מִרְוָח (Mirwach): Jüdische und christliche Traditionen in gegenwärtigen Kontexten | Jewish and Christian Traditions in Contemporary Contexts

ehemals: Beiträge zur Gegenwartsbedeutung jüdischer und christlicher Überlieferungen

Die Reihe erforscht die gegenwärtige Relevanz jüdischer und christlicher Traditionen in religiösen und kulturellen Kontexten. Auf methodisch vielfältige Weise eröffnet sie einen „Denkraum“ (mirwach machshava) zwischen Tradition und Gegenwart, zwischen jüdischem und christlichem Denken sowie zwischen dem Religiösen und dem Säkularen. Dabei fördert sie den interdisziplinären Austausch sowie neue Perspektiven auf zeitgenössische Fragen.

Der hebräische Begriff mirwach – der Raum, Abstand oder Zwischenraum bedeutet (oft in der Formulierung mirwach neshima, „Atemraum“ verwendet) – wird hier als mirwach machshava, „Denkraum“, neu interpretiert. Dieser Zwischenraum ist der Ort, an dem neue Möglichkeiten und Austauschprozesse mit anderen religiösen Traditionen entstehen können. Die Schriftenreihe leistet einen Beitrag zur anhaltenden Relevanz theologischer, judaistischer sowie religions- und kulturwissenschaftlicher Forschung, indem sie neue Perspektiven aufzeigt, wie jüdische und christliche Traditionen zeitgenössische Fragen adressieren können. Neben Monografien und Sammelbänden werden in der Reihe auch herausragende wissenschaftliche Qualifikationsarbeiten in deutscher und englischer Sprache veröffentlicht.

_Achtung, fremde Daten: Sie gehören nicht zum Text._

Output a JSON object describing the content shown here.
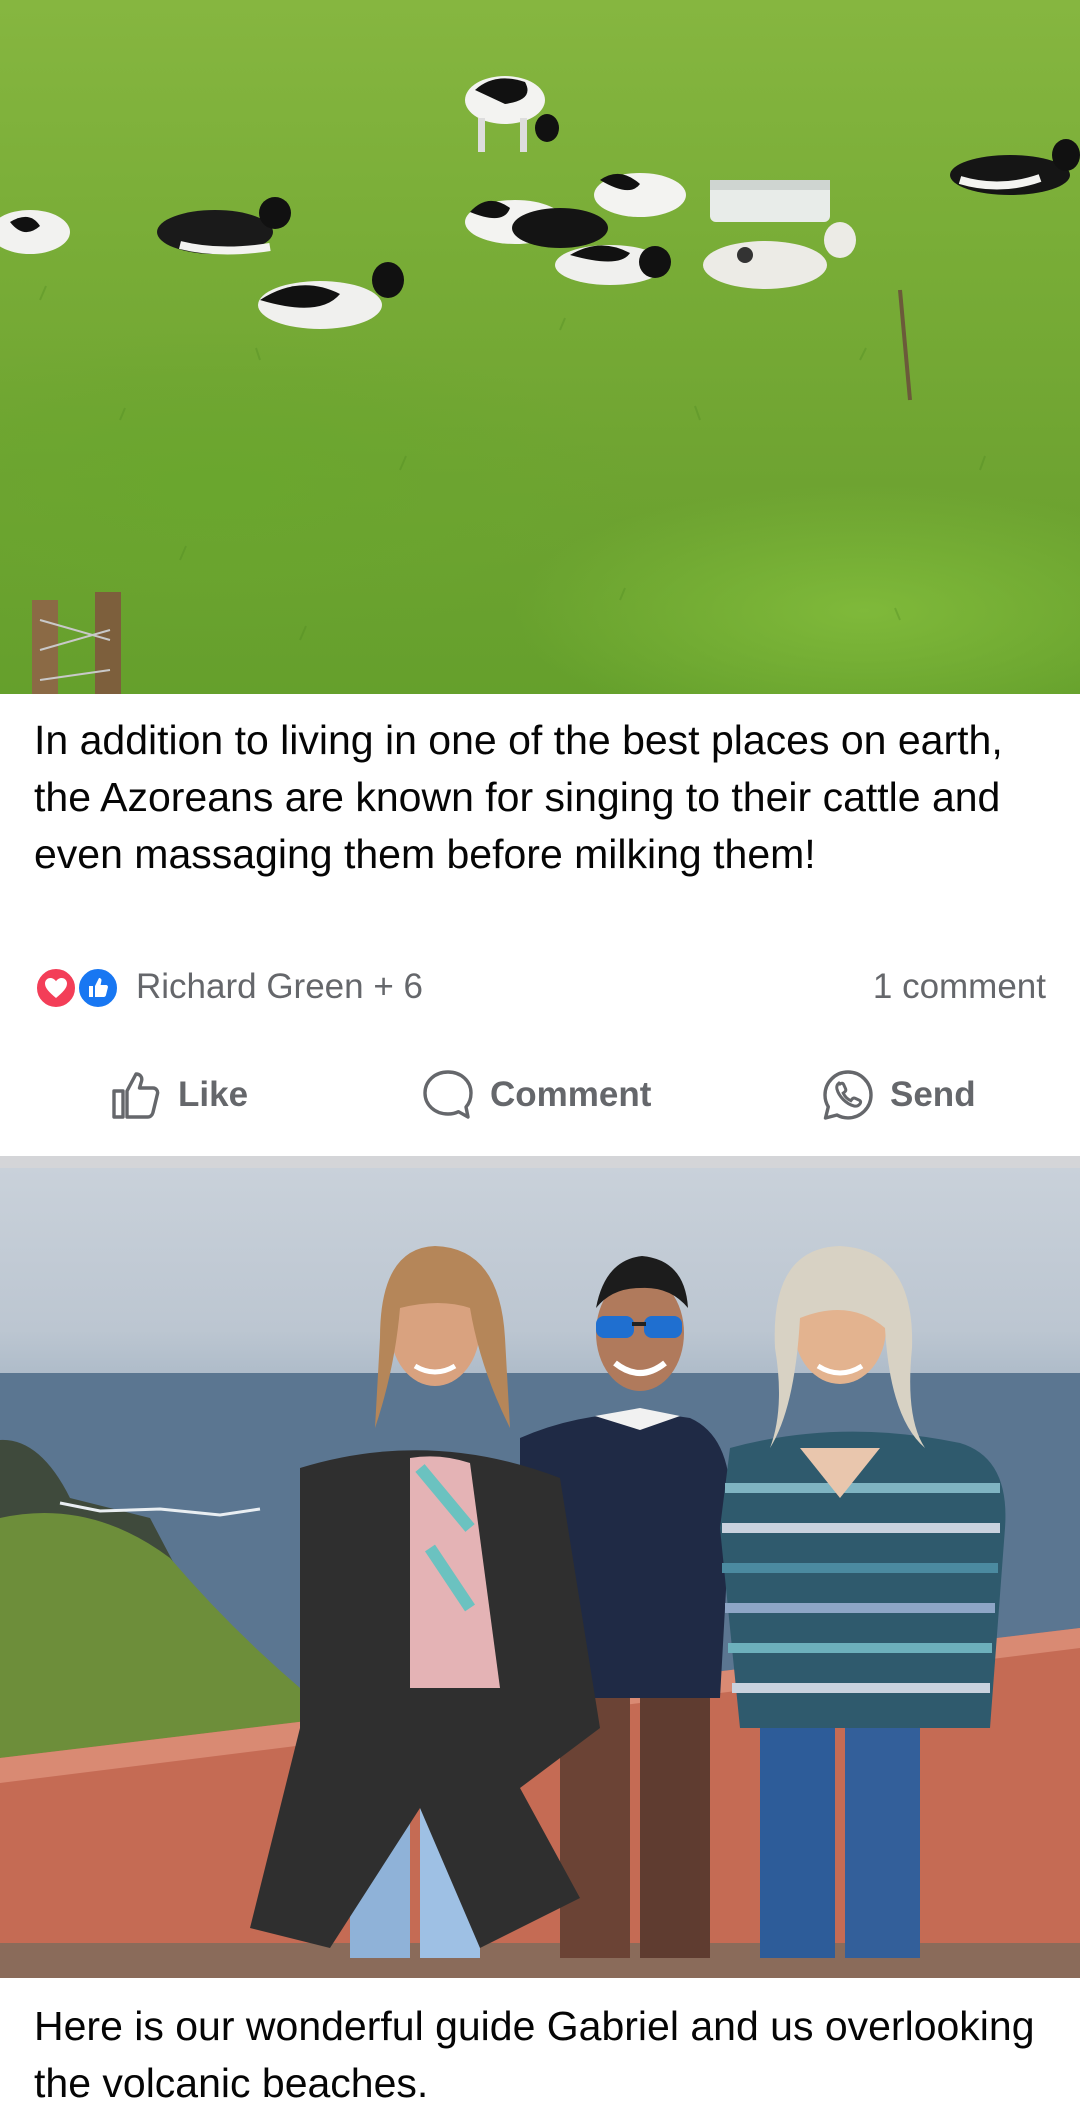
{
  "post_1": {
    "image_alt": "Holstein cows grazing and resting on a green hillside pasture",
    "caption": "In addition to living in one of the best places on earth, the Azoreans are known for singing to their cattle and even massaging them before milking them!",
    "reactions": {
      "types": [
        "heart-icon",
        "like-icon"
      ],
      "names": "Richard Green + 6",
      "comments": "1 comment"
    },
    "actions": {
      "like": "Like",
      "comment": "Comment",
      "send": "Send"
    }
  },
  "post_2": {
    "image_alt": "Two women and a man in sunglasses standing by a terracotta wall overlooking the sea",
    "caption": "Here is our wonderful guide Gabriel and us overlooking the volcanic beaches."
  },
  "colors": {
    "text": "#050505",
    "secondary_text": "#65676b",
    "heart": "#f33e58",
    "like_blue": "#1877f2",
    "separator": "#d4d5d8"
  }
}
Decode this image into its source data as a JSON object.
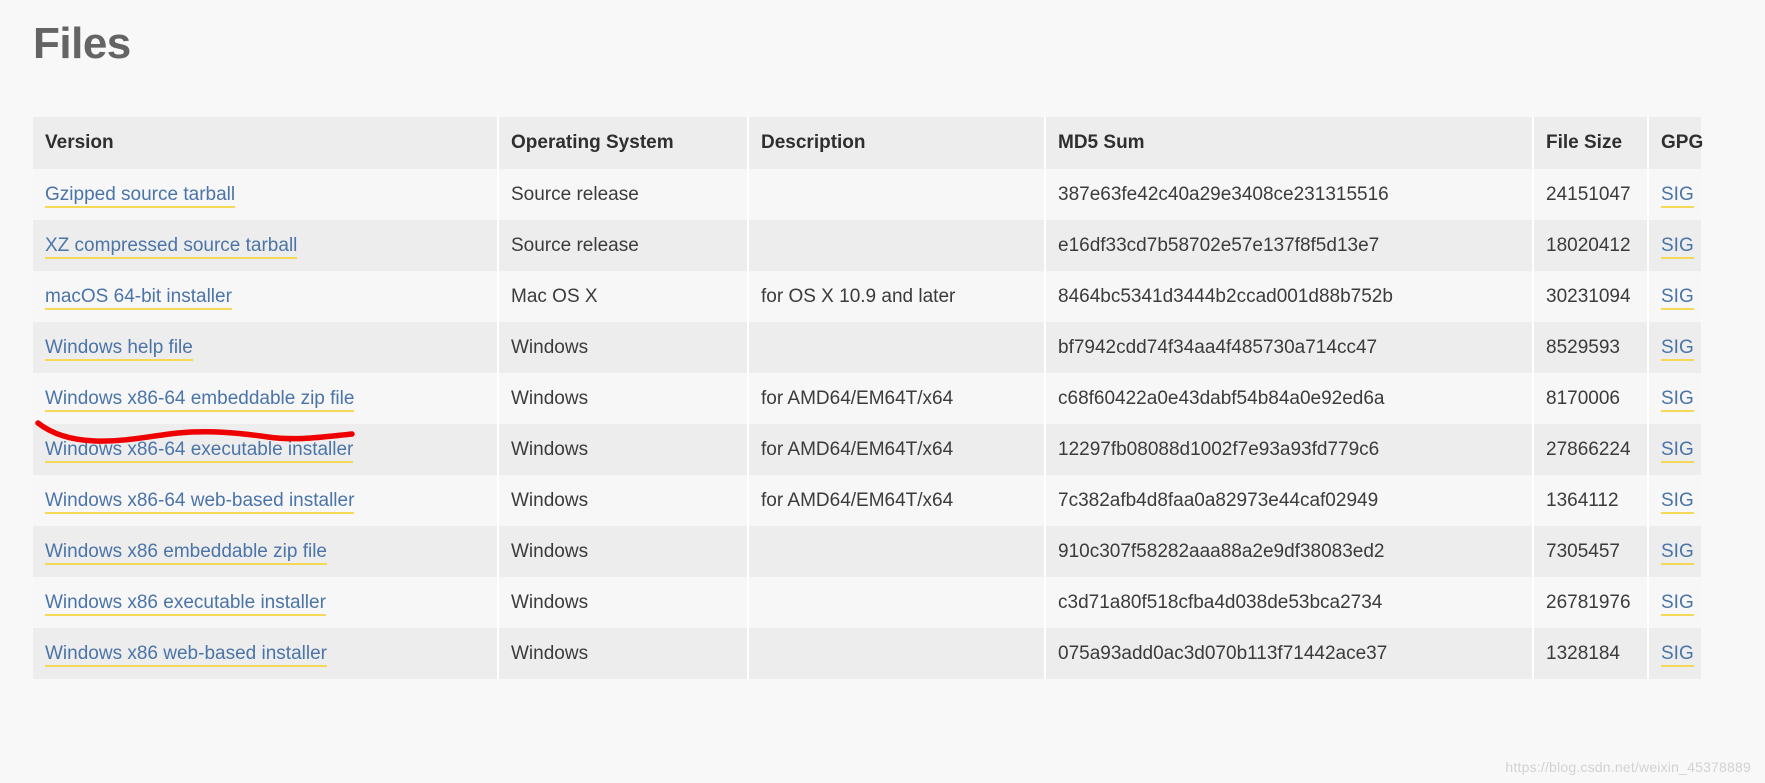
{
  "page": {
    "title": "Files",
    "watermark": "https://blog.csdn.net/weixin_45378889"
  },
  "colors": {
    "link": "#4b74a8",
    "link_underline": "#f5d858",
    "header_bg": "#ededed",
    "row_odd_bg": "#f7f7f7",
    "row_even_bg": "#ededed",
    "page_bg": "#f8f8f8",
    "title_text": "#646464",
    "annotation": "#ee0000"
  },
  "table": {
    "columns": [
      {
        "key": "version",
        "label": "Version"
      },
      {
        "key": "os",
        "label": "Operating System"
      },
      {
        "key": "description",
        "label": "Description"
      },
      {
        "key": "md5",
        "label": "MD5 Sum"
      },
      {
        "key": "size",
        "label": "File Size"
      },
      {
        "key": "gpg",
        "label": "GPG"
      }
    ],
    "rows": [
      {
        "version": "Gzipped source tarball",
        "os": "Source release",
        "description": "",
        "md5": "387e63fe42c40a29e3408ce231315516",
        "size": "24151047",
        "gpg": "SIG"
      },
      {
        "version": "XZ compressed source tarball",
        "os": "Source release",
        "description": "",
        "md5": "e16df33cd7b58702e57e137f8f5d13e7",
        "size": "18020412",
        "gpg": "SIG"
      },
      {
        "version": "macOS 64-bit installer",
        "os": "Mac OS X",
        "description": "for OS X 10.9 and later",
        "md5": "8464bc5341d3444b2ccad001d88b752b",
        "size": "30231094",
        "gpg": "SIG"
      },
      {
        "version": "Windows help file",
        "os": "Windows",
        "description": "",
        "md5": "bf7942cdd74f34aa4f485730a714cc47",
        "size": "8529593",
        "gpg": "SIG"
      },
      {
        "version": "Windows x86-64 embeddable zip file",
        "os": "Windows",
        "description": "for AMD64/EM64T/x64",
        "md5": "c68f60422a0e43dabf54b84a0e92ed6a",
        "size": "8170006",
        "gpg": "SIG"
      },
      {
        "version": "Windows x86-64 executable installer",
        "os": "Windows",
        "description": "for AMD64/EM64T/x64",
        "md5": "12297fb08088d1002f7e93a93fd779c6",
        "size": "27866224",
        "gpg": "SIG"
      },
      {
        "version": "Windows x86-64 web-based installer",
        "os": "Windows",
        "description": "for AMD64/EM64T/x64",
        "md5": "7c382afb4d8faa0a82973e44caf02949",
        "size": "1364112",
        "gpg": "SIG"
      },
      {
        "version": "Windows x86 embeddable zip file",
        "os": "Windows",
        "description": "",
        "md5": "910c307f58282aaa88a2e9df38083ed2",
        "size": "7305457",
        "gpg": "SIG"
      },
      {
        "version": "Windows x86 executable installer",
        "os": "Windows",
        "description": "",
        "md5": "c3d71a80f518cfba4d038de53bca2734",
        "size": "26781976",
        "gpg": "SIG"
      },
      {
        "version": "Windows x86 web-based installer",
        "os": "Windows",
        "description": "",
        "md5": "075a93add0ac3d070b113f71442ace37",
        "size": "1328184",
        "gpg": "SIG"
      }
    ]
  },
  "annotations": [
    {
      "type": "freehand-underline",
      "target_row_index": 5,
      "target_text": "Windows x86-64 executable installer",
      "color": "#ee0000"
    }
  ]
}
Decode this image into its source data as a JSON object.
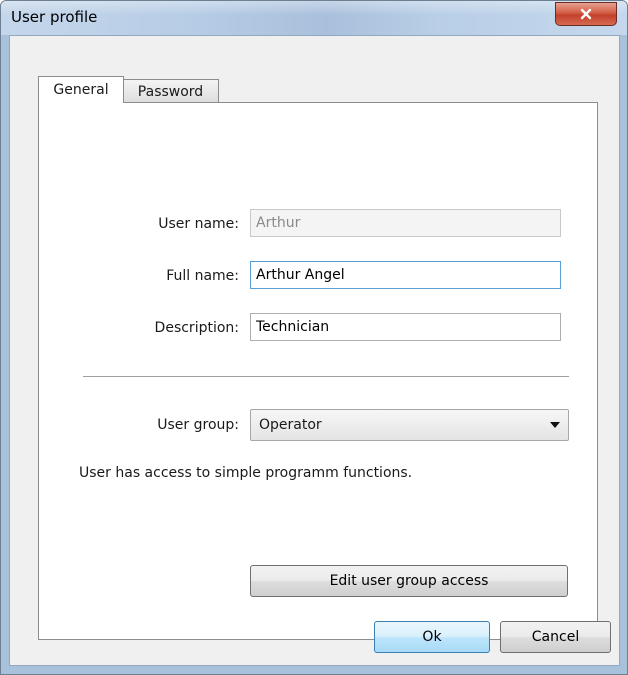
{
  "window": {
    "title": "User profile",
    "close_label": "x"
  },
  "tabs": [
    {
      "label": "General",
      "active": true
    },
    {
      "label": "Password",
      "active": false
    }
  ],
  "form": {
    "user_name": {
      "label": "User name:",
      "value": "Arthur",
      "disabled": true
    },
    "full_name": {
      "label": "Full name:",
      "value": "Arthur Angel"
    },
    "description": {
      "label": "Description:",
      "value": "Technician"
    },
    "user_group": {
      "label": "User group:",
      "selected": "Operator"
    },
    "group_description": "User has access to simple programm functions."
  },
  "buttons": {
    "edit_group_access": "Edit user group access",
    "ok": "Ok",
    "cancel": "Cancel"
  },
  "colors": {
    "accent_close": "#c2402a",
    "focus_border": "#5b9fd6"
  }
}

This interdisciplinary series, rooted in Jewish-Christian and ecumenical dialogue, explores the lasting significance and contemporary relevance of Jewish and Christian traditions in both religious and cultural contexts. Each volume engages with these traditions through diverse methodologies, fostering rich conversation across disciplines. The Hebrew word mirwach – meaning space, distance, or gap (often used in the phrase mirwach neshima, “breathing space”) – is reimagined here as mirwach machshava, a “thinking space.” It symbolizes the creative and reflective space that opens up between tradition and the present, between Jewish and Christian thought, and between the religious and the secular. This in-between space is where new possibilities and exchanges with other religious traditions can emerge. The series contributes to the ongoing relevance of theology, Jewish studies, religious studies, and cultural studies by offering fresh perspectives on how Jewish and Christian traditions can address contemporary questions. Alongside monographs and edited volumes, the series also features outstanding doctoral and postdoctoral research in German and English.